Mahkeme kararı davacı idare vekilince temyiz edilmekle; süre, temyiz şartı ve diğer usul eksiklikleri yönünden yapılan ön inceleme sonucunda, temyiz dilekçesinin kabulüne karar verildikten ve Tetkik Hâkimi tarafından hazırlanan rapor dinlendikten sonra dosyadaki belgeler incelenip gereği düşünüldü:
I. DAVA
Davacı idare vekili dava dilekçesinde özetle; Bitlis ili, ... ilçesi, .... Mahallesi 73 ada 18
parsel sayılı taşınmazda kamulaştırma konusu irtifak hakkı bedelinin tespiti ve bu hakkın müvekkili idare adına tescilini talep etmiştir.
II. CEVAP
Davalıların cevap dilekçesi sunmadığı görülmüştür.
III. MAHKEME KARARI
Mahkemenin 18.02.2014 tarihli ve 2011/798 Esas, 2014/54 Karar sayılı kararı ile davanın kısmen kabulüne karar verilmiştir.

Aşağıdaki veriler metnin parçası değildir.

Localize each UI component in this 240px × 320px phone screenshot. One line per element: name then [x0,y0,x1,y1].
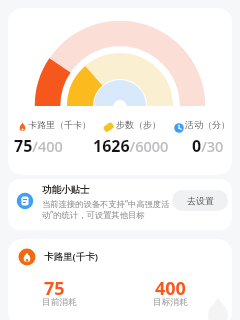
staticText: 去设置 [187,195,214,206]
staticText: 400 [155,276,186,301]
staticText: 活动（分） [185,119,230,130]
button[interactable] [8,179,232,230]
staticText: 步数（步） [116,119,161,130]
staticText: 当前连接的设备不支持“中高强度活 [42,198,170,209]
staticText: 目标消耗 [153,297,188,308]
staticText: 卡路里(千卡) [44,250,98,263]
staticText: 0/30 [192,135,224,157]
staticText: 卡路里（千卡） [28,119,91,130]
staticText: 75/400 [14,135,63,157]
staticText: 动”的统计，可设置其他目标 [42,209,145,220]
staticText: 75 [44,276,65,301]
staticText: 功能小贴士 [42,184,90,196]
staticText: 1626/6000 [93,135,169,157]
button[interactable]: 去设置 [172,190,228,211]
button[interactable] [8,239,232,320]
staticText: 目前消耗 [42,297,77,308]
button[interactable] [8,8,232,175]
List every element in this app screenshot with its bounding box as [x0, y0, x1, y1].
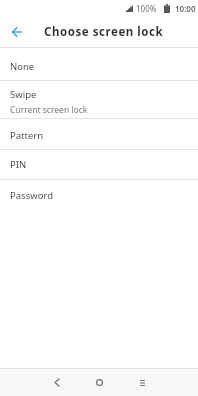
staticText: Password — [10, 189, 53, 202]
staticText: None — [10, 60, 35, 73]
button[interactable]: Password — [0, 180, 198, 210]
button[interactable] — [121, 369, 164, 396]
staticText: Choose screen lock — [44, 24, 164, 40]
button[interactable]: None — [0, 48, 198, 80]
button[interactable]: Swipe — [0, 81, 198, 118]
staticText: Current screen lock — [10, 104, 88, 116]
button[interactable] — [0, 16, 34, 47]
button[interactable] — [78, 369, 121, 396]
staticText: Swipe — [10, 88, 37, 101]
staticText: Pattern — [10, 129, 44, 142]
staticText: 10:00 — [175, 3, 196, 14]
button[interactable]: Pattern — [0, 119, 198, 149]
button[interactable]: PIN — [0, 150, 198, 179]
staticText: PIN — [10, 158, 27, 171]
staticText: 100% — [136, 3, 157, 14]
button[interactable] — [35, 369, 78, 396]
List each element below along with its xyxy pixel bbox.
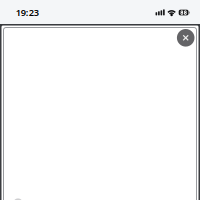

IV. BOZMA VE BOZMADAN SONRAKİ YARGILAMA SÜRECİ
A. Birinci Bozma Kararı
1.Mahkemenin 18.02.2014 tarihli ve 2011/798 Esas, 2014/54 Karar sayılı kararına karşı süresi içinde davacı idare vekili temyiz isteminde bulunmuştur.
2. Dairemizce yapılan inceleme sonucunda arsa niteliğindeki taşınmaza emsal karşılaştırması yapılarak değer biçilmesinde yöntem itibari ile bir isabetsizlik görülmediği; ancak dava konusu taşınmaz imar parseli mi, yoksa imar planına dahil olmakla birlikte olduğu gibi bırakılan kadastro parseli mi olduğu Belediye Başkanlığından sorulup, gelen cevaba göre emsal incelemesi sonunda belirlenen bedelden düzenleme ortaklık payı indirimi yapılıp, yapılmayacağı araştırılmadan eksik inceleme ile taşınmaz bedeli belirlenmesi, davacı idarece açılan davada taşınmazdan geçen ve davacı idareye ait olan enerji nakil hattı nedeniyle 1.080,73 m² irtifak hakkı için bedel tespiti ve tescili istediğinden, sadece bu hattan kaynaklanan 1.080,73 m² irtifak hakkı bedelinin tespiti şayet taşınmazda başka bir enerji nakil hattı daha varsa, dava konusu yapılmayan bu hattın oluşturduğu değer düşüklüğü taşınmaz bedelinden indirildikten sonra dava konusu yapılan hat nedeniyle oluşan değer düşüklüğü bedelinin tespitinin yapılması gerektiği gözetilmeden, taşınmazdan geçen ve dava konusu yapılmayan enerji nakil hattı da dahil edilerek bedel tespit edilmesi, enerji nakil hattı altında olduğu için bedellerine hükmedilen ceviz ağaçları bilirkişi raporuna göre 20 yaşında olduklarından, ceviz ağaçlarının ağaç başına bu yaşa kadar elde edilen ürün ve masraf gözetilerek maktuen değerinin tespitinin gerektiği düşünülmeden, ileride elde edilmesi muhtemel verim ve masraf esas alınarak fazla değer belirlenmesi doğru görülmediği gerekçesiyle hükmün bozulmasına karar verilmiştir.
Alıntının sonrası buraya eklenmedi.